December 11, 2006 11:38 AM

Guardian Unlimited: Arts Blog

Is Scotland going through a golden literary age? It all depends on whom you listen to.

Far be it for me to wade into another spat, but it's stuff like this that keeps the literary world interesting. The protagonists this time are Professor Willy Maley of the University of Glasgow and Stuart Kelly, literary editor of Scotland on Sunday. Regular readers will note my suspicion for reviewers, critics and academics (so much sound and fury, as Shakespeare wrote, signifying nothing), but when they disagree as vehemently as these gents, my antennae sense real ideological difference. This is always political, thus worth noticing, whatever its guise.

The recent case of Rachel Cooke v Susan Hill over blogging was, to me, an argument about democracy, not one about "standards", and a similar divide exists in Maley and Kelly's feud. They slug it out in the new issue of Product, Scotland's finest - if most peripatetic - arts and politics magazine, over the oft-repeated claim that Scottish literature is going through a "golden age". Maley is the cheerleader; Kelly the jeerleader. For Kelly, Scottish writers "need a high bar, a rigorous scepticism that won't wallow in hype, but judiciously examine our claims to greatness". For Maley, "Scottish writing has been judged excellent at the bar of international opinion, despite wing-clipping at home by carping culture-vultures."

Maley's is a slightly different version of an appeal by the American writer and critic, Heidi Julavits, in The Believer, about the standard being set so high by critics that only carping and snarking takes place, instead of sheer delight in writers attempting serious fiction. In this context, Kelly is a Snark, Maley a Believer. Both feel they are best serving art. Maley's good cop is proud of Scottish writers' achievements; Kelly's bad cop demands ever-greater proof of the success. For those uninterested in Scottish letters (actually, aren't you what the debate's about?) this is a similar discussion to that which surrounds English writers' perceived failure to compete with the American novel.

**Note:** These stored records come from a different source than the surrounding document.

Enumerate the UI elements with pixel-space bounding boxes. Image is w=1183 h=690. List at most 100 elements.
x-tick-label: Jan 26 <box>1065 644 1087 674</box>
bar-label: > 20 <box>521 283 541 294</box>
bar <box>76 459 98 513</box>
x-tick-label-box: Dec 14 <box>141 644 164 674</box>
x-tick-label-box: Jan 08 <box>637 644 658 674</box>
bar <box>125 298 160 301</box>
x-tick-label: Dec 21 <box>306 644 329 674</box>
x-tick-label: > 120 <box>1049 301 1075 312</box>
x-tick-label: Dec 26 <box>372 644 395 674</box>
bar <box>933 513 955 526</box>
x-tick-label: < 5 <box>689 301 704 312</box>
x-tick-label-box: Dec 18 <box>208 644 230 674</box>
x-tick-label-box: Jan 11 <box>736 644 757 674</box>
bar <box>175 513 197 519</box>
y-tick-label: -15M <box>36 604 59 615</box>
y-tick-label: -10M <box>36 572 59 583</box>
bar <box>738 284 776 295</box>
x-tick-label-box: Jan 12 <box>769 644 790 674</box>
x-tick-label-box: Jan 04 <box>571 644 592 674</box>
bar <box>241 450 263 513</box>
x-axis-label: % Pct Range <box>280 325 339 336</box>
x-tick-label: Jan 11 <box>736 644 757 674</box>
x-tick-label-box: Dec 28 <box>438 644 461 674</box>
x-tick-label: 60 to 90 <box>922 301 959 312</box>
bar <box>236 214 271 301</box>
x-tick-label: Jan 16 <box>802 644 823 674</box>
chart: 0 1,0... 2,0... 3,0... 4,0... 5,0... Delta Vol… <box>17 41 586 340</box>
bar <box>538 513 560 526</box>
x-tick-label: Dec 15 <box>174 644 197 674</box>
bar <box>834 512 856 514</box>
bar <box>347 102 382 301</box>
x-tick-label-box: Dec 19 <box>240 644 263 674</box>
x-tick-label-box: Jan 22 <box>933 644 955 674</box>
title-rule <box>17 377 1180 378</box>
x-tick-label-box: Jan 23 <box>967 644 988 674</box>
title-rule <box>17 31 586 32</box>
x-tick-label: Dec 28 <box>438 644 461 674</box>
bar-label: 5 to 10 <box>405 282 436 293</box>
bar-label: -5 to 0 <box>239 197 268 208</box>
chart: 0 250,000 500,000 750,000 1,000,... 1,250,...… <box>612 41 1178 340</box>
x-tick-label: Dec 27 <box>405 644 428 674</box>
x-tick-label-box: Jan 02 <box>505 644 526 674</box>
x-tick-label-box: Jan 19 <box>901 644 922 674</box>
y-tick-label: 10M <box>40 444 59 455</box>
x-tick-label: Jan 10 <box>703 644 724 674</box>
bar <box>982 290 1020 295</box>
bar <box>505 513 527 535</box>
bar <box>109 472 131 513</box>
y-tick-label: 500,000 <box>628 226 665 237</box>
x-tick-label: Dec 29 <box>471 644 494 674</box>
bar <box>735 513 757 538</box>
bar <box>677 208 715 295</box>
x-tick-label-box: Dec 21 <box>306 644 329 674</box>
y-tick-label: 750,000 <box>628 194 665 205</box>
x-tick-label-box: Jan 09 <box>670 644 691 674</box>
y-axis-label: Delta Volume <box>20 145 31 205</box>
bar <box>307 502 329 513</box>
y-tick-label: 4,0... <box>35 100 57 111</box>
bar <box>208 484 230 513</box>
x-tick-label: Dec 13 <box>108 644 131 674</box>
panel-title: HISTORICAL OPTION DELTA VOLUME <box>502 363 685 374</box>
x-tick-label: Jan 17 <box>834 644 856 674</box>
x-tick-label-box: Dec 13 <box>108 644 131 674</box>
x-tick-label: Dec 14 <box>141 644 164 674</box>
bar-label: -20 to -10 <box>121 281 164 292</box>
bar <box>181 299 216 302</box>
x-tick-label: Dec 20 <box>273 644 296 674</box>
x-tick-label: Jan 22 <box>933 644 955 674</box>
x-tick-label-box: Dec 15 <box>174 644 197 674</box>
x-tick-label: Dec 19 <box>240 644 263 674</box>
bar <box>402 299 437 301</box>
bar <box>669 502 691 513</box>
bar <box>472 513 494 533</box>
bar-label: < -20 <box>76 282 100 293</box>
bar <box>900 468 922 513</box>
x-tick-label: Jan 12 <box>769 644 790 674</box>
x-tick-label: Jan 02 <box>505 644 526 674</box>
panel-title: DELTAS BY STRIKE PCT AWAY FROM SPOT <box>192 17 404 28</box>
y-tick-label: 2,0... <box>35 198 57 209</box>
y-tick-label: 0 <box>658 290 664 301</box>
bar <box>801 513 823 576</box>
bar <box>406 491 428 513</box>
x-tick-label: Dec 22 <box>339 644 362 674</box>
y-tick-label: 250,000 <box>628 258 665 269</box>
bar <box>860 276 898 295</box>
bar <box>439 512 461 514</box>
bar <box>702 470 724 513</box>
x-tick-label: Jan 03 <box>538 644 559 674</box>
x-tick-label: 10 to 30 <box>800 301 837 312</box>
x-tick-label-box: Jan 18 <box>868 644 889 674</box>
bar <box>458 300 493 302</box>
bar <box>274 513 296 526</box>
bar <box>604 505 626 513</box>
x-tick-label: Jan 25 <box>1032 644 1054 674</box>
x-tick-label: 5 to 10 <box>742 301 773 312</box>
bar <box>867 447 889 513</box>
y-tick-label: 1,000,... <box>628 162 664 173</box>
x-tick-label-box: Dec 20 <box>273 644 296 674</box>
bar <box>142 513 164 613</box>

We must be careful when examining national literatures though, especially from within that nation. All appeals to the sanctity of a nation - whether saluting the flag or cheering the football team - are preparations for the mindset of war. And art is not war. But Maley is defending the national culture against the national cringe, and Kelly seems to represent for him those Scots at pains to see only their country's shortcomings. It's a familiar exchange in Scottish life. The charge of "parochial" comes from those who declare themselves "cosmopolitan", except that one man's "parochialism" is another's cultural protectionism, and one man's "cosmopolitan" is another's hatred of the homeland. What Kelly doesn't recognise is that Scottish writers just can't exist on a level trans-national field. If Alasdair Gray's Lanark were set in New York instead of Glasgow, it would often be mentioned in the same breath as DeLillo's Underworld. The news from Scotland, a post-industrial outpost of a faded empire, simply cannot seem as important as reports from the vast, engorged heart of the new one. Yet when I go abroad people often ask, "Who are the Scottish writers to read?" ("besides Irvine Welsh," they usually add, but that's another blog. What are we supposed to say? I'm sorry, but there aren't any as good as Thomas Pynchon?

Scepticism is a healthy intellectual trait, but if Scots won't champion Scottish literature, who will? The Danes? It's one thing to claim that the final arbiter has to be international (though I personally think the opinions of school students in Dundee as valid as those of some global "council"), but if that court isn't even aware of our works - because our critics don't provide Legal Aid to our writers - then we face the death of regional literatures, and a critical establishment open to only the most glamorous clients.